The waters of Bash Bish Falls begin at a spring in Mount Washington and after the falls, Bash Bish Brook continues on a gentler course through New York State until joining the Hudson River and flows through Copake. The waterfall is at the mouth of a gorge formed during the last ice age. At the rear of the gorge, opposite the waterfall, is a 194 feet (59 m) sheer rock wall.
There are two access points for viewing Bash Bish Falls and one additional via a hiking trail network, both of the two on Falls Road in Mount Washington, Massachusetts. Falls Road is the continuation in Massachusetts of New York State Route 344. There are both upper and lower access points with views of the falls on the road. The hiking trail access is a short steep trail (blue blazed) off of the South Taconic Trail, and unlike the other 2 accessed the falls from the south side.

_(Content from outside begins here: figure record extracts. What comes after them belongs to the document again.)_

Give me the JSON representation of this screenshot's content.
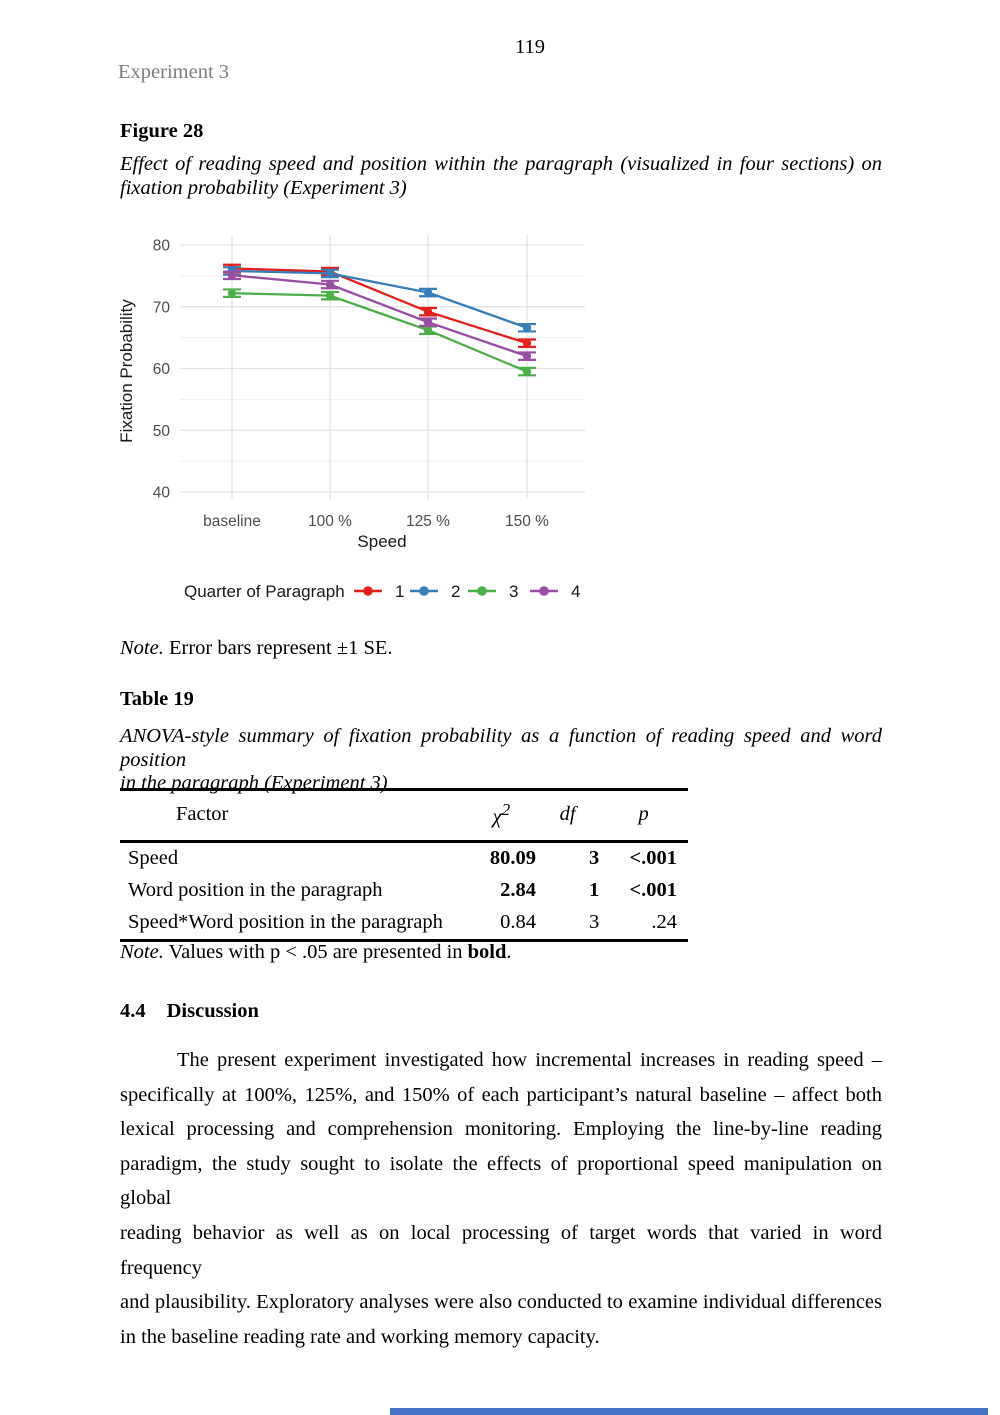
{
  "page": {
    "number": "119",
    "running_head": "Experiment 3"
  },
  "figure": {
    "label": "Figure 28",
    "caption_line1": "Effect of reading speed and position within the paragraph (visualized in four sections) on",
    "caption_line2": "fixation probability (Experiment 3)",
    "note_label": "Note.",
    "note_text": " Error bars represent ±1 SE."
  },
  "chart_data": {
    "type": "line",
    "xlabel": "Speed",
    "ylabel": "Fixation Probability",
    "categories": [
      "baseline",
      "100 %",
      "125 %",
      "150 %"
    ],
    "yticks": [
      40,
      50,
      60,
      70,
      80
    ],
    "minor_gridlines": [
      45,
      55,
      65,
      75
    ],
    "ylim": [
      38,
      82
    ],
    "grid": true,
    "legend_position": "bottom",
    "legend_title": "Quarter of Paragraph",
    "error_bar_se": 0.6,
    "series": [
      {
        "name": "1",
        "color": "#e2201c",
        "values": [
          76.2,
          75.7,
          69.2,
          64.1
        ]
      },
      {
        "name": "2",
        "color": "#377eb8",
        "values": [
          75.8,
          75.4,
          72.3,
          66.6
        ]
      },
      {
        "name": "3",
        "color": "#4daf4a",
        "values": [
          72.2,
          71.8,
          66.2,
          59.5
        ]
      },
      {
        "name": "4",
        "color": "#984ea3",
        "values": [
          75.1,
          73.6,
          67.5,
          62.0
        ]
      }
    ]
  },
  "table": {
    "label": "Table 19",
    "caption_line1": "ANOVA-style summary of fixation probability as a function of reading speed and word position",
    "caption_line2": "in the paragraph (Experiment 3)",
    "headers": {
      "factor": "Factor",
      "chi": "χ",
      "chi_sup": "2",
      "df": "df",
      "p": "p"
    },
    "rows": [
      {
        "factor": "Speed",
        "chi2": "80.09",
        "df": "3",
        "p": "<.001",
        "bold": true
      },
      {
        "factor": "Word position in the paragraph",
        "chi2": "2.84",
        "df": "1",
        "p": "<.001",
        "bold": true
      },
      {
        "factor": "Speed*Word position in the paragraph",
        "chi2": "0.84",
        "df": "3",
        "p": ".24",
        "bold": false
      }
    ],
    "note_label": "Note.",
    "note_pre": " Values with p < .05 are presented in ",
    "note_bold": "bold",
    "note_post": "."
  },
  "discussion": {
    "number": "4.4",
    "title": "Discussion",
    "lines": [
      "The present experiment investigated how incremental increases in reading speed –",
      "specifically at 100%, 125%, and 150% of each participant’s natural baseline – affect both",
      "lexical processing and comprehension monitoring. Employing the line-by-line reading",
      "paradigm, the study sought to isolate the effects of proportional speed manipulation on global",
      "reading behavior as well as on local processing of target words that varied in word frequency",
      "and plausibility. Exploratory analyses were also conducted to examine individual differences",
      "in the baseline reading rate and working memory capacity."
    ]
  },
  "ui": {
    "scrollbar_color": "#4472c4"
  }
}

From the top of the waterfalls, known as the "Summit", one has a clear view across Massachusetts into New York State. Recently the Massachusetts Department of Conservation and Recreation installed railings to prevent falls, which have been common from that location. More than 25 deaths have occurred at the Falls in the past century. Some were due to drowning, but most were due to rock climbing or rock jumping. This is a very dangerous area as pools are shallow, and swimming is not allowed. In October 2009, AOL Travel named Bash Bish Falls as one of the "Most Dangerous Tourist Attractions" in the U.S. and in 2010 AOL travel again named it one of the ten "most dangerous travel" destinations this time in the world.
Bash Bish Falls State Park is located next to both Massachusetts' 4,000-acre (16 km2) Mount Washington State Forest and New York's 5,000 acres (20 km2) Taconic State Park.